Whilst Clank plays very well at all player counts, I do think the advertised playing time is optimistic. With three or more you’re far more likely to hit the 90 minute mark, and because there isn’t a set number of rounds, if no one makes a break for the surface the game could drag on. Get it? DRAG ON. I don’t really see this as much of an issue though because of the 20 point incentive to get back to the surface and the fact that the longer you stay out, the more likely you are to get knocked out.

There’s also a lingering doubt in my mind about longevity. I’ve unfortunately been burned before by games whose initial few plays are filled with wide-eyed wonder, only for the lustre to dull over time. I do think that Clank is going to sink or swim based on the strength and frequency of its expansions, which is certainly something to keep in mind. Thankfully, there’s already an expansion available that not only adds new cards, but a new double-sided board as well. And it’s underwater.

The Crystal Cavern the Blue player is currently ends halts all movement. Perhaps not a bad thing, since moving to the Market will cost either 1 Sword or 1 damage.

So with that in mind, I’m going to have to brave death by dragon incineration and give Clank a very noisy recommendation. For our money, it’s the best deck-builder-with-a-board hybrid around. Its thematic richness, wide appeal and engaging gameplay has been a hit with everyone around the table, and even Stuart’s deckbuilder jadedness was banished to the depths, if only for a few hours.

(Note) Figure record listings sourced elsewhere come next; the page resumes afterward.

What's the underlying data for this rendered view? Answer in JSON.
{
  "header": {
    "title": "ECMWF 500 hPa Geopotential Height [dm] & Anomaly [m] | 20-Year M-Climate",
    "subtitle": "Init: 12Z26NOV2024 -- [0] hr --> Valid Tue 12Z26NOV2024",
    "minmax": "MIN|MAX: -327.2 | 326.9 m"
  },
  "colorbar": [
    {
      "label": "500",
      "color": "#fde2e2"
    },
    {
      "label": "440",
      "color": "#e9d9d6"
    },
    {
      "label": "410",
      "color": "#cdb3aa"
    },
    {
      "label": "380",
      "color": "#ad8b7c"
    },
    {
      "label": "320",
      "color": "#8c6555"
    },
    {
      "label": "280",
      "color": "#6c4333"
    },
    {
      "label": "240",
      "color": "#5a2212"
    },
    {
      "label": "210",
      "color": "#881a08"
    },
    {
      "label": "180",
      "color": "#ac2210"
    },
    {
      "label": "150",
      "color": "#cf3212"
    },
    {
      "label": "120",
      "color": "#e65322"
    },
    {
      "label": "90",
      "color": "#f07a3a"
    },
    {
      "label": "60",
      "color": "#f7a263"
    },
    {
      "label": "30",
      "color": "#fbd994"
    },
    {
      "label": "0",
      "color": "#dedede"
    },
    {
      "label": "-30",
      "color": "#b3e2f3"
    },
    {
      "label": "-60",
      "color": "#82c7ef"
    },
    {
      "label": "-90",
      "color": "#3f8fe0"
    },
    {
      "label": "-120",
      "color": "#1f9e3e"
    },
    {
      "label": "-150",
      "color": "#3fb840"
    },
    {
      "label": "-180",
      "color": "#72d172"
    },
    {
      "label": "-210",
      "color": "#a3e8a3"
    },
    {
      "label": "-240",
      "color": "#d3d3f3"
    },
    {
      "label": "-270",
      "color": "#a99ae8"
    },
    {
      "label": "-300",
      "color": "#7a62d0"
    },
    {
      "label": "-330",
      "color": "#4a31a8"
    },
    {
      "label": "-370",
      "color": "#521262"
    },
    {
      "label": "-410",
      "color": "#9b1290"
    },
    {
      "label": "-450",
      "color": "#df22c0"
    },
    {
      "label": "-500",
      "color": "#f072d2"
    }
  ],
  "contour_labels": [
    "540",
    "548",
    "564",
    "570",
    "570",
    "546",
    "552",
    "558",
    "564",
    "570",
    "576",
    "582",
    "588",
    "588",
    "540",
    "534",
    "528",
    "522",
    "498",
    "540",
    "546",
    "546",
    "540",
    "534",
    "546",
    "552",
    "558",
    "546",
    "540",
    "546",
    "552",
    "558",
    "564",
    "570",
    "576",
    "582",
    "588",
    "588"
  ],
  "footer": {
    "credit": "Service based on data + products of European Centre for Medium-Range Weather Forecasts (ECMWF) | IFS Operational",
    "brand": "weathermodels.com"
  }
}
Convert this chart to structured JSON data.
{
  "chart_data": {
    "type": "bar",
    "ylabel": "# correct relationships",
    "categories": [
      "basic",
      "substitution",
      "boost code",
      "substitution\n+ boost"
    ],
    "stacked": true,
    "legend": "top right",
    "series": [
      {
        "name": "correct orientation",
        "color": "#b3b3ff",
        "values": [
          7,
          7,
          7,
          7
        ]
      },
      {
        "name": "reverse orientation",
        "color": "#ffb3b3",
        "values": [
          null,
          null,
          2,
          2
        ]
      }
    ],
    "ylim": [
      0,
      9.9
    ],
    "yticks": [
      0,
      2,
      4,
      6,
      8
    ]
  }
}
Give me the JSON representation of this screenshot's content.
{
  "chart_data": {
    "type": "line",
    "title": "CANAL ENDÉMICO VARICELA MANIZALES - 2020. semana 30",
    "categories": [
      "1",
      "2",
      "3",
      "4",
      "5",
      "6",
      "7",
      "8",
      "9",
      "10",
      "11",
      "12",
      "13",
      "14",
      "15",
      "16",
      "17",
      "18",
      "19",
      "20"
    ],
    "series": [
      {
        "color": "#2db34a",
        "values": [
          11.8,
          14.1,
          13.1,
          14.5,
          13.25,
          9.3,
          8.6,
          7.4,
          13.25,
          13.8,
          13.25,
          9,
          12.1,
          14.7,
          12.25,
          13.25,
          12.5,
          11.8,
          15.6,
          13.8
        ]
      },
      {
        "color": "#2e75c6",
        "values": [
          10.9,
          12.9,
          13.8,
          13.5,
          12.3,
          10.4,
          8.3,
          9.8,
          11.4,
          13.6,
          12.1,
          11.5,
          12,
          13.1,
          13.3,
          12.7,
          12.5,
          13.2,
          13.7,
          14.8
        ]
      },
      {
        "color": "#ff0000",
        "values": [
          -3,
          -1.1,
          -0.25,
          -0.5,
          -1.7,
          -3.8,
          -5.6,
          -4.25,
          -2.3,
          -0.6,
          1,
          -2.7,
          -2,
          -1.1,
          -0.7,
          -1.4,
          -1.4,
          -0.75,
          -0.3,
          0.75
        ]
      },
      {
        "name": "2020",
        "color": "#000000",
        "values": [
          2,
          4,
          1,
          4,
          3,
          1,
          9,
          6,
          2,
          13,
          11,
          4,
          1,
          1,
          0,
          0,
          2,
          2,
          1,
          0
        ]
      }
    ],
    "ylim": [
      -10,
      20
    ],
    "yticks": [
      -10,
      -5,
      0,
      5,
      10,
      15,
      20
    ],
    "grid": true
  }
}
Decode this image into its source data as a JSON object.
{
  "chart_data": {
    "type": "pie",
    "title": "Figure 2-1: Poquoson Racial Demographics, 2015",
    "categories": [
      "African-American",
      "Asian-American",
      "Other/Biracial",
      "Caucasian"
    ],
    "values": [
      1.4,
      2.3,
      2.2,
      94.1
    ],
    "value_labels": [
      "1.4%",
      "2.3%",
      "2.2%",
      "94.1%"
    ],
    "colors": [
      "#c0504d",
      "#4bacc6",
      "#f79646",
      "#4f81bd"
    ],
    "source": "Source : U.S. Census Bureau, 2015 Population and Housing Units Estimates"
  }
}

Review copy of Clank! kindly provided by Solarpop.


  • Rich theme
  • Clank mechanic is excellent
  • Good sense of risk/reward
  • Lighthearted tone a great fit for family gaming
  • Easy to teach and learn
  • Double-sided board



  • Card quality sub-par
  • Lack of deck culling might be off putting
  • Questions around longevity
  • Not combo heavy
I went into Clank with both high expectations and a rather critical mindset, both of which were summarily dealt with less than halfway through the game. Given the proliferation of deck-builders, shifting the emphasis more toward the action happening on the board rather than actual deck-building feels like the smart call. Pulling Clank cubes from the bag never gets old, and given enough expansions, getting this game to the table shouldn't either.